By definition of the splitting field, it is generated by the roots of $x^6 - 2$. These roots form the vertices of a regular hexagon on the complex plane. Any element of the Galois group must permute the roots, and is completely determined by what it does to the roots, since the splitting group is generated by them.
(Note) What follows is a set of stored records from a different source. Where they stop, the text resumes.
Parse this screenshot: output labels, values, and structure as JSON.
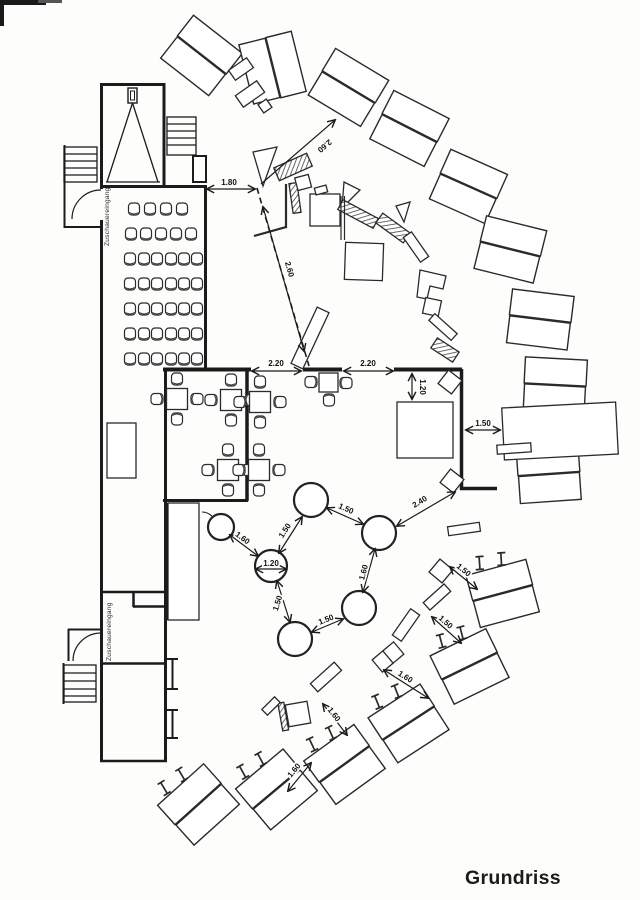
{
  "title": "Grundriss",
  "labels": {
    "entrance_top": "Zuschauereingang",
    "entrance_bottom": "Zuschauereingang"
  },
  "dimensions": {
    "entry_top": "1.80",
    "stage_diag": "2.60",
    "stage_dash": "2.60",
    "rest_left": "2.20",
    "rest_right": "2.20",
    "stage_gap": "1.20",
    "table_right": "1.50",
    "corner_to_circle": "2.40",
    "circle_left": "1.60",
    "circle_topleft": "1.50",
    "circle_top": "1.50",
    "circle_diameter": "1.20",
    "circle_right": "1.60",
    "circle_bottom": "1.50",
    "circle_bottomleft": "1.50",
    "arc_ne": "1.50",
    "arc_e": "1.50",
    "arc_se": "1.60",
    "arc_s": "1.60",
    "arc_sw": "1.60"
  }
}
Let $\sigma$ be an element of the Galois group. Now consider what happens to two adjacent vertices, $\zeta_6^i\sqrt[6]{2}$ and $\zeta_6^{i+1}\sqrt[6]{2}$. By considering $$\frac{\zeta_6^{i+1}\sqrt[6]{2}}{\zeta_6^{i}\sqrt[6]{2}} = \zeta_6,$$ the action of $\sigma$ on the two adjacent vertices determines the action on $\zeta_6$. Since $\zeta_6$ satisfies $\Phi_6(x) = x^2-x+1$, the image of $\zeta_6$ must be another root of $x^2-x+1$, which is either $\zeta_6$ or $\zeta_6^5$, as you note. And if you know what happens to $\zeta_6^i\sqrt[6]{2}$ and to $\zeta_6$, then you know what happens to $\sqrt[6]{2}$ as well. And of course, if you know what happens to both of these, then you know what happens to the adjacent vertices $\sqrt[6]{2}$ and $\zeta_6\sqrt[6]{2}$. So knowing the action on at least two adjacent vertices is equivalent to knowing the action on $\sqrt[6]{2}$ and on $\zeta_6$, and vice versa, and this in turn tells you what is happening on all the vertices. This shows that what you are saying is correct.
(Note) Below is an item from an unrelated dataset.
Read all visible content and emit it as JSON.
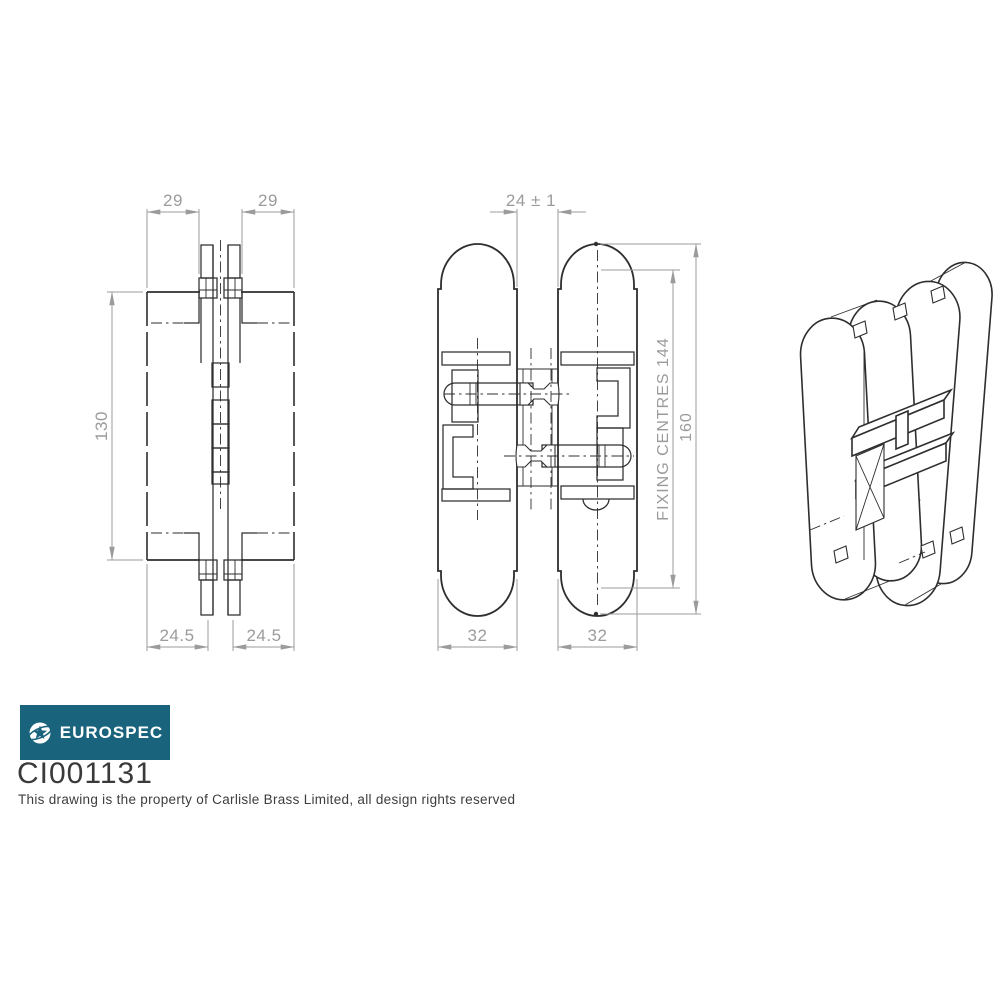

Now, to finish off, try showing that two adjacent vertices are always mapped to two adjacent vertices, so that any permutation of the hexagon induced by $\sigma\in\mathrm{Gal}(E/\mathbb{Q})$ is actually a rigid motion of the hexagon. This will show the Galois group is contained in the dihedral group, and the computation of the order that you have already done will finish off the problem.